SONNTAGSGEDANKEN: Der Zauber eines Wortes

Ich habe ein Zauberwort gefunden, das meinem Leben guttut. Darauf gestoßen bin ich in einem Buch, das ich vor kurzem gelesen habe. Eine junge Frau beschreibt darin die Geschichte mit ihrer Mutter, die sich fest an die Tochter klammert und sie nicht in ein eigenes Leben entlassen möchte.

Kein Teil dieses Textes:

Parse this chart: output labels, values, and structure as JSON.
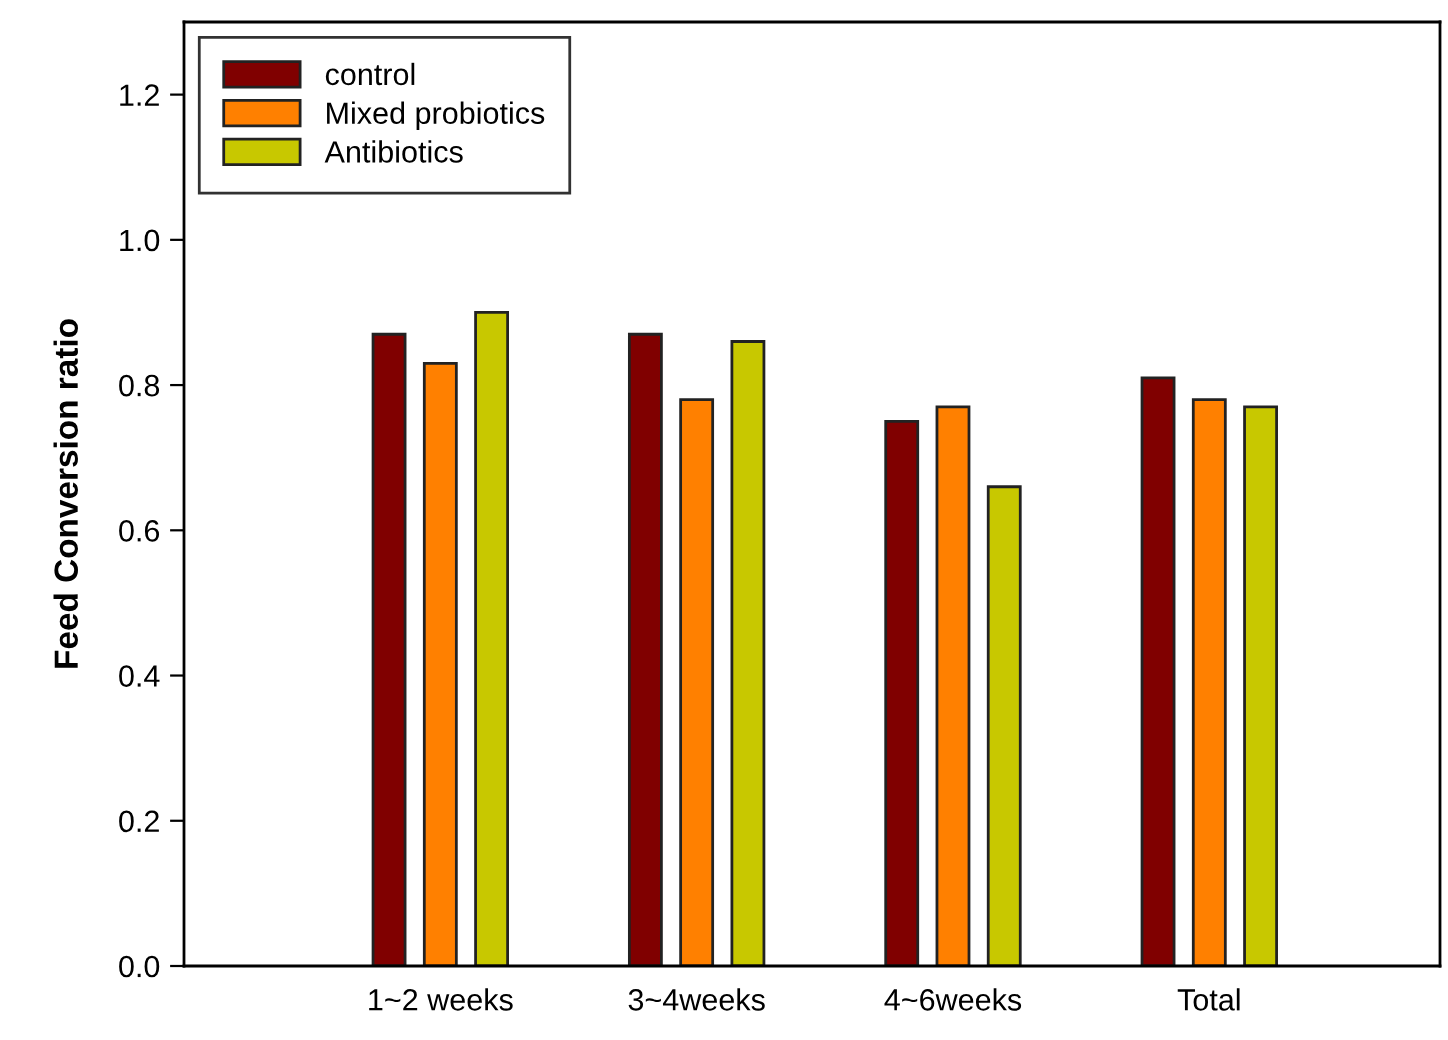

Noch bevor das Buch beginnt, hat die Erzählerin ihrer Geschichte ein Wort vorangestellt, das ich noch nie gehört hatte: „Meinwärts“. Vermutlich wollte sie damit zum Ausdruck bringen: Ich habe in meinem Leben eine Richtung erkannt, in die ich gehen muss. Ich muss mich lösen und aufbrechen zu etwas Neuem. Nur so kann ich zu mir selbst, zu meinem eigentlichen Ich finden. „Meinwärts“ heißt die Richtung. Als ich dieses Wort, das es in der deutschen Sprache gar nicht gibt, zum ersten Mal gehört habe, war ich wie vom Blitz getroffen. Ich fühlte mich wie der Beter des 31. Psalms, der seinem Gott sagt: „Du stellst meine Füße auf weiten Raum“. Ja, auch ich möchte meinem Leben so ein Wort voranstellen, das mir die Richtung weist und mir für all meine Entscheidungen eine Orientierung gibt. Es soll heißen: „Deinwärts“. Das ist meine tiefste Sehnsucht: zu dem hinwachsen und auf den sehen, welcher „der Anfänger und Vollender meines Glaubens ist“ (Hebräer 12,2): Jesus Christus. Ihm möchte ich nacheifern an Liebe zu seinem himmlischen Vater, an Ernsthaftigkeit im Befolge seiner Worte, an Achtsamkeit und Fürsorge für meinen Nächsten. Ich weiß: Ich bin noch weit entfernt davon. Es gelingt mir nur bruchstückhaft und unvollkommen. Aber ich bin in Gottes Liebe geborgen und von seiner Vergebung getragen. Er zieht mich zu sich hin, in seine Richtung, wenn ich mich zu verlieren drohe. Denn es ist auch seine Sehnsucht, dass ich zu meinem wahren Ich finde in der Gemeinschaft mit ihm. Und so geht dieses Wort seit kurzem mit mir als ein Mut machender Begleiter: „Deinwärts“. Ich sage es mir vor, wenn ich z.B. merke, wie mich meine Sorgen und Ängste bestimmen wollen: „Deinwärts“. Dann spüre ich Gottes Gegenwart und Nähe und ich werde ruhiger. Gott wird Wege finden, auf denen mein Fuß gehen kann. Ich kann nur staunen: Wie unfassbar groß ist mein Gott, in kein starres Schema zu pressen! Da gibt er uns so viele gute Worte in der Bibel, die unserem Leben Halt und Trost geben. Und das für mich schönste steht gar nicht in der Heiligen Schrift und ist in keinem Wörterbuch zu finden. Aber Gott hat es mich finden lassen: mein Zauberwort „Deinwärts“.